Calculate the vertex of the graph of f(x)=x^2-5x+6. Determine the quadrant where the vertex is .
f(x) = x^2 - 5x + 6
==> a= 1 b = -5 c= 6
The coordinates of the vertex is:
x = -b/a = 5/1 = 5
y= -(b^2 - 4ac)/4a = - (25 - 4*1*6) / 4 = -1/4
Then the coordinates of the vertix is:
V = (5, -1/4)
x >0 and y < 0, then the point V is in the 4th quadrant.
To calculate the vertex of the quadratic, we'll apply the formula:
V (-b/2a ; -delta/4a)
The quadratic function is:
f(x) = ax^2 + bx + c
We'll identify the coordinates a,b,c, of the expression of the function:
a =1 , b = -5, c = 6
Now, we'll calculate the coordinate xV:
xV = 5/1
xV = 5
yV = -delta/4a
yV = (4ac-b^2)/4a
yV = (24-25)/4
yV = -1/4
To determine the quadrant, we'll have to verify where the value of the coordinate x of a point is positive and where the value of the coordinate y is negative.
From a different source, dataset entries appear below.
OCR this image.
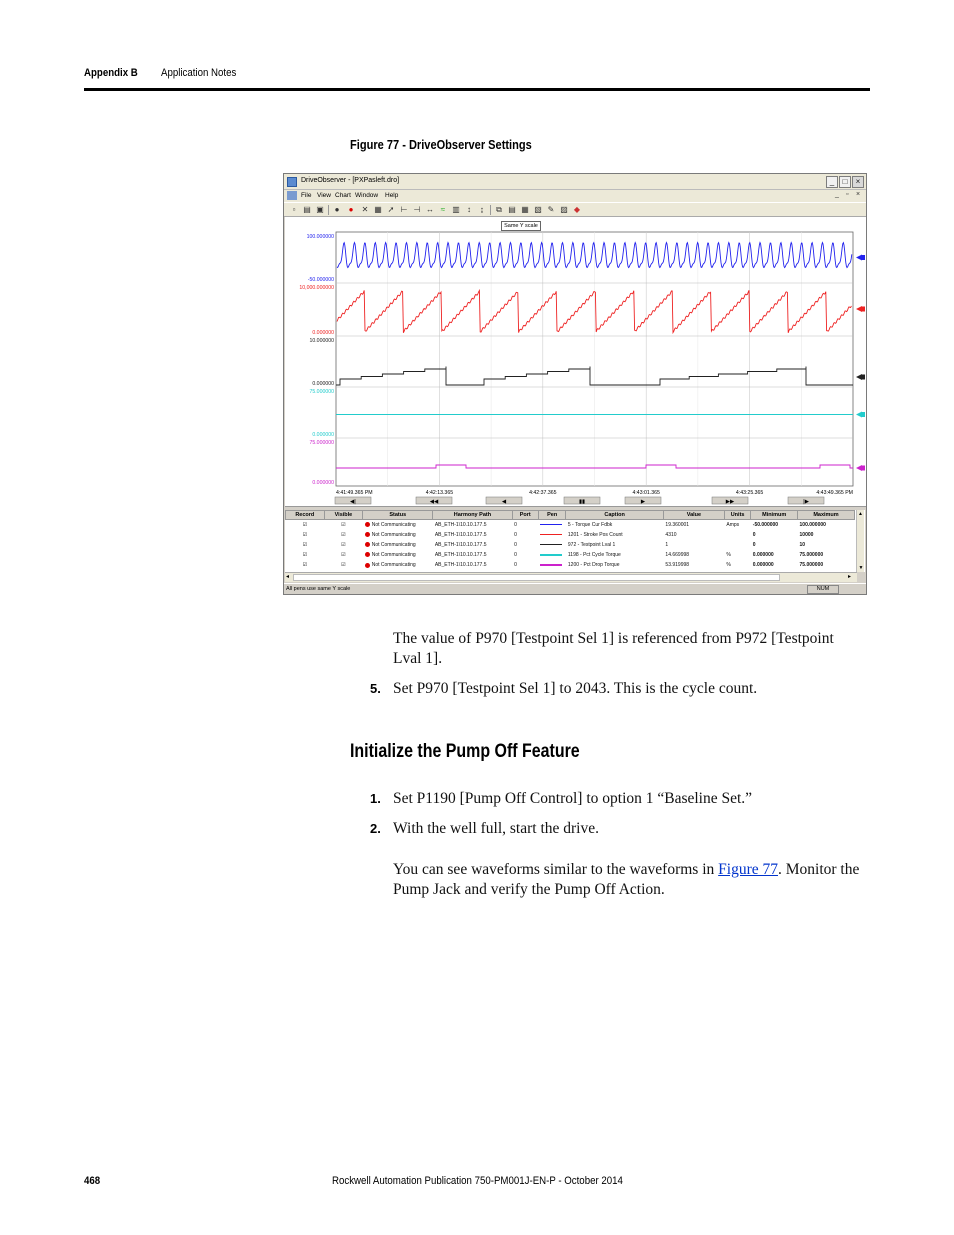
Appendix B Application Notes
Figure 77 - DriveObserver Settings
DriveObserver - [PXPasleft.dro]	_	□	×
File View Chart Window Help	_ ▫ ×
▫ ▤ ▣	●	●	✕ ▦ ➚ ⊢ ⊣ ↔ ≈ ▥ ↕	↨	⧉ ▤ ▦ ▧ ✎ ▨ ◆
100.000000
-50.000000
10,000.000000
0.000000
10.000000
0.000000
75.000000
0.000000
75.000000
0.000000
4:41:49.365 PM	4:42:13.365	4:42:37.365	4:43:01.365	4:43:25.365	4:43:49.365 PM
◀|	◀◀	◀	▮▮	▶	▶▶	|▶
Same Y scale
Record	Visible	Status	Harmony Path	Port	Pen	Caption	Value	Units	Minimum	Maximum
☑	☑	Not Communicating	AB_ETH-1\10.10.177.5	0		5 - Torque Cur Fdbk	19.360001	Amps	-50.000000	100.000000
☑	☑	Not Communicating	AB_ETH-1\10.10.177.5	0		1201 - Stroke Pos Count	4310		0	10000
☑	☑	Not Communicating	AB_ETH-1\10.10.177.5	0		972 - Testpoint Lval 1	1		0	10
☑	☑	Not Communicating	AB_ETH-1\10.10.177.5	0		1198 - Pct Cycle Torque	14.669998	%	0.000000	75.000000
☑	☑	Not Communicating	AB_ETH-1\10.10.177.5	0		1200 - Pct Drop Torque	53.919998	%	0.000000	75.000000
▲
▼
◂	▸
All pens use same Y scale	NUM
The value of P970 [Testpoint Sel 1] is referenced from P972 [Testpoint Lval 1].
5. Set P970 [Testpoint Sel 1] to 2043. This is the cycle count.
Initialize the Pump Off Feature
1. Set P1190 [Pump Off Control] to option 1 “Baseline Set.”
2. With the well full, start the drive.
You can see waveforms similar to the waveforms in Figure 77. Monitor the Pump Jack and verify the Pump Off Action.
468	Rockwell Automation Publication 750-PM001J-EN-P - October 2014
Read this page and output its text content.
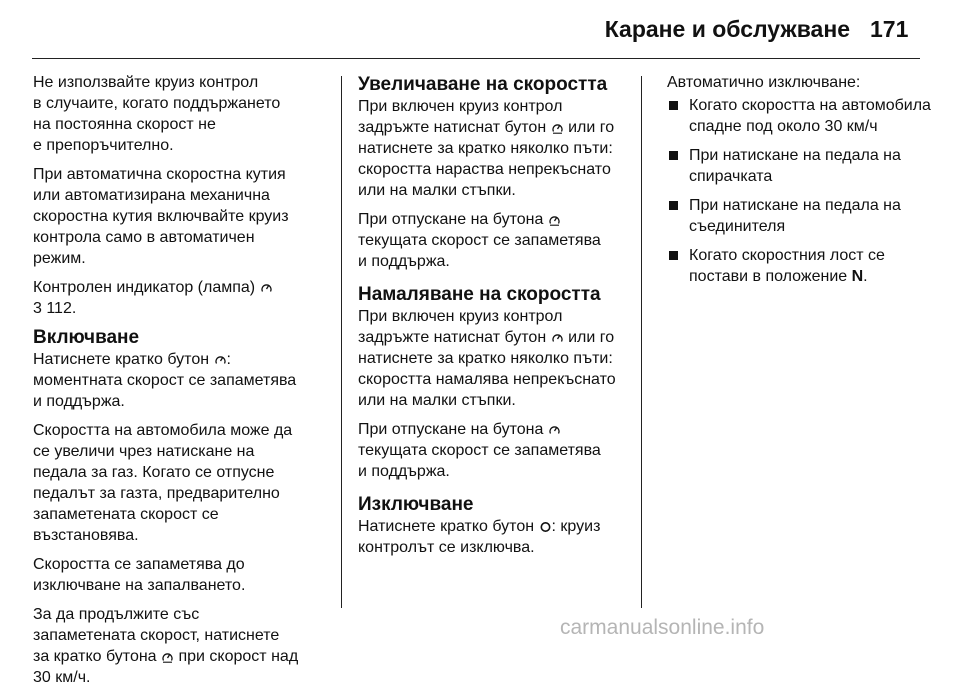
Каране и обслужване 171
Не използвайте круиз контрол
в случаите, когато поддържането
на постоянна скорост не
е препоръчително.
При автоматична скоростна кутия
или автоматизирана механична
скоростна кутия включвайте круиз
контрола само в автоматичен
режим.
Контролен индикатор (лампа)
3 112.
Включване
Натиснете кратко бутон :
моментната скорост се запаметява
и поддържа.
Скоростта на автомобила може да
се увеличи чрез натискане на
педала за газ. Когато се отпусне
педалът за газта, предварително
запаметената скорост се
възстановява.
Скоростта се запаметява до
изключване на запалването.
За да продължите със
запаметената скорост, натиснете
за кратко бутона при скорост над
30 км/ч.
Увеличаване на скоростта
При включен круиз контрол
задръжте натиснат бутон или го
натиснете за кратко няколко пъти:
скоростта нараства непрекъснато
или на малки стъпки.
При отпускане на бутона
текущата скорост се запаметява
и поддържа.
Намаляване на скоростта
При включен круиз контрол
задръжте натиснат бутон или го
натиснете за кратко няколко пъти:
скоростта намалява непрекъснато
или на малки стъпки.
При отпускане на бутона
текущата скорост се запаметява
и поддържа.
Изключване
Натиснете кратко бутон : круиз
контролът се изключва.
Автоматично изключване:
Когато скоростта на автомобила
спадне под около 30 км/ч
При натискане на педала на
спирачката
При натискане на педала на
съединителя
Когато скоростния лост се
постави в положение N.
carmanualsonline.info
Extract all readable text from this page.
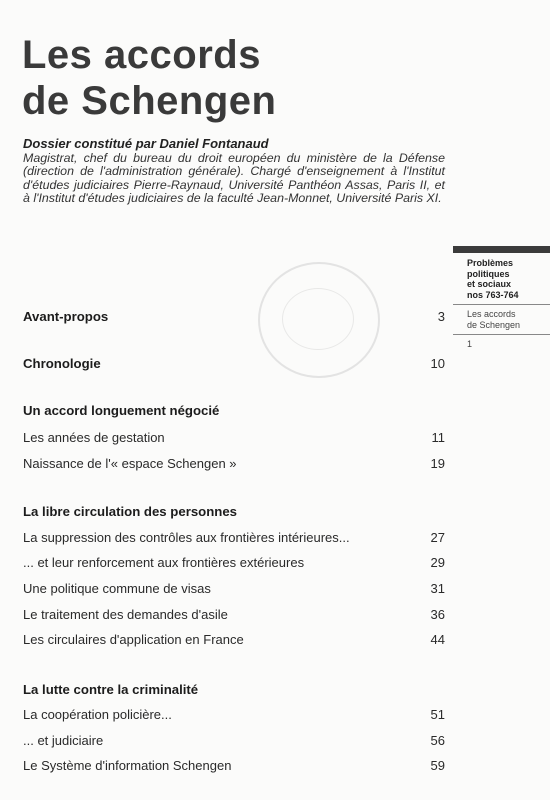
Les accords
de Schengen

Dossier constitué par Daniel Fontanaud

Magistrat, chef du bureau du droit européen du ministère de la Défense (direction de l'administration générale). Chargé d'enseignement à l'Institut d'études judiciaires Pierre-Raynaud, Université Panthéon Assas, Paris II, et à l'Institut d'études judiciaires de la faculté Jean-Monnet, Université Paris XI.

Problèmes
politiques
et sociaux
nos 763-764
Les accords
de Schengen
1
Avant-propos	3
Chronologie	10
Un accord longuement négocié
Les années de gestation	11
Naissance de l'« espace Schengen »	19
La libre circulation des personnes
La suppression des contrôles aux frontières intérieures...	27
... et leur renforcement aux frontières extérieures	29
Une politique commune de visas	31
Le traitement des demandes d'asile	36
Les circulaires d'application en France	44
La lutte contre la criminalité
La coopération policière...	51
... et judiciaire	56
Le Système d'information Schengen	59
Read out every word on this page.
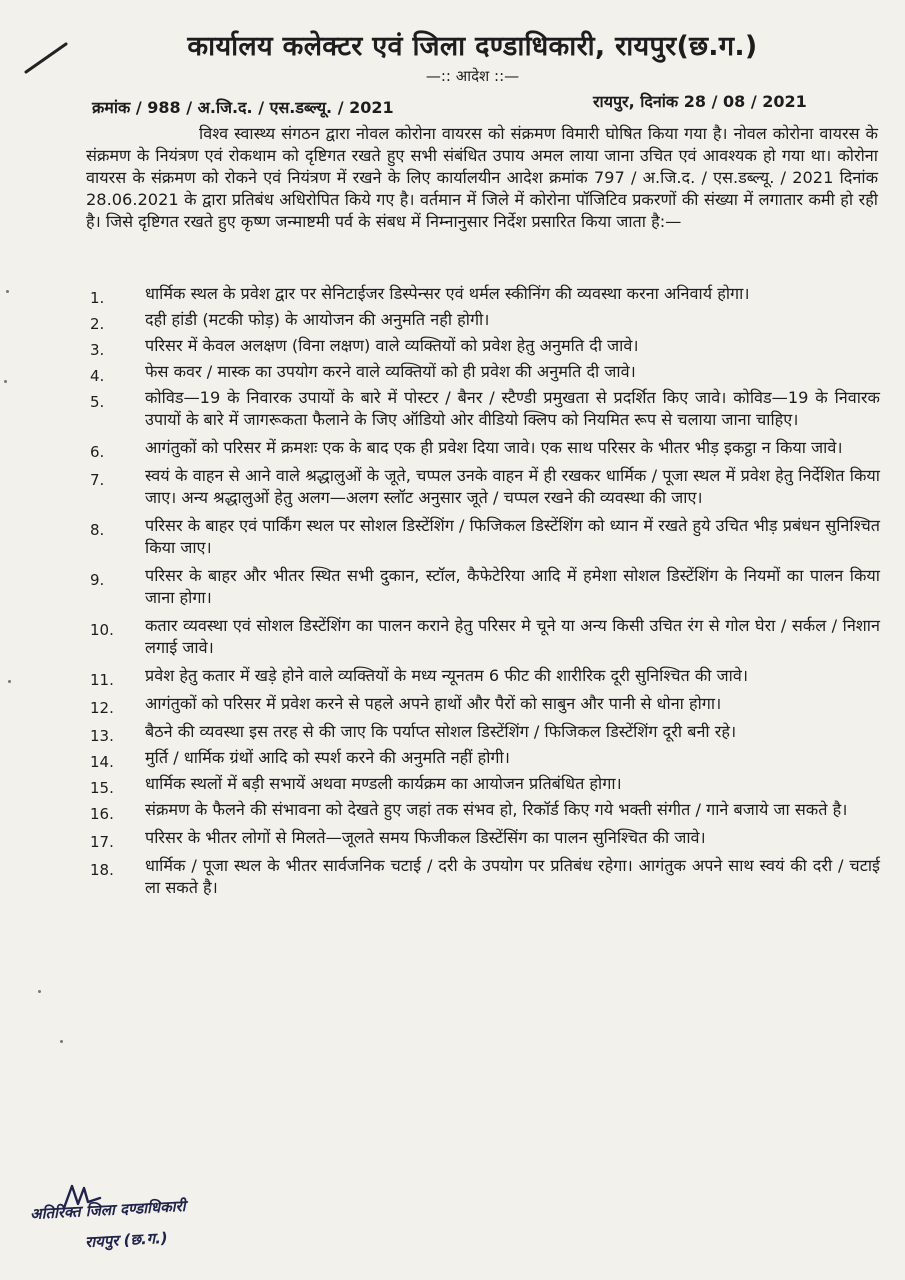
कार्यालय कलेक्टर एवं जिला दण्डाधिकारी, रायपुर(छ.ग.)
—:: आदेश ::—
क्रमांक / 988 / अ.जि.द. / एस.डब्ल्यू. / 2021	रायपुर, दिनांक 28 / 08 / 2021
विश्व स्वास्थ्य संगठन द्वारा नोवल कोरोना वायरस को संक्रमण विमारी घोषित किया गया है। नोवल कोरोना वायरस के संक्रमण के नियंत्रण एवं रोकथाम को दृष्टिगत रखते हुए सभी संबंधित उपाय अमल लाया जाना उचित एवं आवश्यक हो गया था। कोरोना वायरस के संक्रमण को रोकने एवं नियंत्रण में रखने के लिए कार्यालयीन आदेश क्रमांक 797 / अ.जि.द. / एस.डब्ल्यू. / 2021 दिनांक 28.06.2021 के द्वारा प्रतिबंध अधिरोपित किये गए है। वर्तमान में जिले में कोरोना पॉजिटिव प्रकरणों की संख्या में लगातार कमी हो रही है। जिसे दृष्टिगत रखते हुए कृष्ण जन्माष्टमी पर्व के संबध में निम्नानुसार निर्देश प्रसारित किया जाता है:—
1.	धार्मिक स्थल के प्रवेश द्वार पर सेनिटाईजर डिस्पेन्सर एवं थर्मल स्कीनिंग की व्यवस्था करना अनिवार्य होगा।
2.	दही हांडी (मटकी फोड़) के आयोजन की अनुमति नही होगी।
3.	परिसर में केवल अलक्षण (विना लक्षण) वाले व्यक्तियों को प्रवेश हेतु अनुमति दी जावे।
4.	फेस कवर / मास्क का उपयोग करने वाले व्यक्तियों को ही प्रवेश की अनुमति दी जावे।
5.	कोविड—19 के निवारक उपायों के बारे में पोस्टर / बैनर / स्टैण्डी प्रमुखता से प्रदर्शित किए जावे। कोविड—19 के निवारक उपायों के बारे में जागरूकता फैलाने के जिए ऑडियो ओर वीडियो क्लिप को नियमित रूप से चलाया जाना चाहिए।
6.	आगंतुकों को परिसर में क्रमशः एक के बाद एक ही प्रवेश दिया जावे। एक साथ परिसर के भीतर भीड़ इकट्ठा न किया जावे।
7.	स्वयं के वाहन से आने वाले श्रद्धालुओं के जूते, चप्पल उनके वाहन में ही रखकर धार्मिक / पूजा स्थल में प्रवेश हेतु निर्देशित किया जाए। अन्य श्रद्धालुओं हेतु अलग—अलग स्लॉट अनुसार जूते / चप्पल रखने की व्यवस्था की जाए।
8.	परिसर के बाहर एवं पार्किंग स्थल पर सोशल डिस्टेंशिंग / फिजिकल डिस्टेंशिंग को ध्यान में रखते हुये उचित भीड़ प्रबंधन सुनिश्चित किया जाए।
9.	परिसर के बाहर और भीतर स्थित सभी दुकान, स्टॉल, कैफेटेरिया आदि में हमेशा सोशल डिस्टेंशिंग के नियमों का पालन किया जाना होगा।
10.	कतार व्यवस्था एवं सोशल डिस्टेंशिंग का पालन कराने हेतु परिसर मे चूने या अन्य किसी उचित रंग से गोल घेरा / सर्कल / निशान लगाई जावे।
11.	प्रवेश हेतु कतार में खड़े होने वाले व्यक्तियों के मध्य न्यूनतम 6 फीट की शारीरिक दूरी सुनिश्चित की जावे।
12.	आगंतुकों को परिसर में प्रवेश करने से पहले अपने हाथों और पैरों को साबुन और पानी से धोना होगा।
13.	बैठने की व्यवस्था इस तरह से की जाए कि पर्याप्त सोशल डिस्टेंशिंग / फिजिकल डिस्टेंशिंग दूरी बनी रहे।
14.	मुर्ति / धार्मिक ग्रंथों आदि को स्पर्श करने की अनुमति नहीं होगी।
15.	धार्मिक स्थलों में बड़ी सभायें अथवा मण्डली कार्यक्रम का आयोजन प्रतिबंधित होगा।
16.	संक्रमण के फैलने की संभावना को देखते हुए जहां तक संभव हो, रिकॉर्ड किए गये भक्ती संगीत / गाने बजाये जा सकते है।
17.	परिसर के भीतर लोगों से मिलते—जूलते समय फिजीकल डिस्टेंसिंग का पालन सुनिश्चित की जावे।
18.	धार्मिक / पूजा स्थल के भीतर सार्वजनिक चटाई / दरी के उपयोग पर प्रतिबंध रहेगा। आगंतुक अपने साथ स्वयं की दरी / चटाई ला सकते है।
अतिरिक्त जिला दण्डाधिकारी
रायपुर (छ.ग.)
Since the positive values for x coordinate and negative values for y coordinate are found in the fourth quadrant, we'll conclude that: The coordinates of the vertex of the parable are V(5, -1/4), so, according to the rule, they are located in the fourth quadrant, where xV>0 and yV<0.
f(x) = x^2-5x+6. Or
y = x^2-5x+6. To calculate the vertex of the graph and determine the quadrant of the vertex.
y = x^2-5x+6.
Rewrite this as:
y = x^2-5x+(5/2)^2 -(5/2)^2+6
y = (x-5/2)^2 + (24-25)/4
y = (x-5/2)^2 - 1/4
y+1/4 = (x-5/2)^2.........(1)
So this a parabola like the standard parabola X^2 = 4aY with vertex (X, Y) = (0 , 0 ).
So by comparision eq (1) is a parabola with vertax (x , y)= (5/2 , -1/4), which is in the 4th quadrant.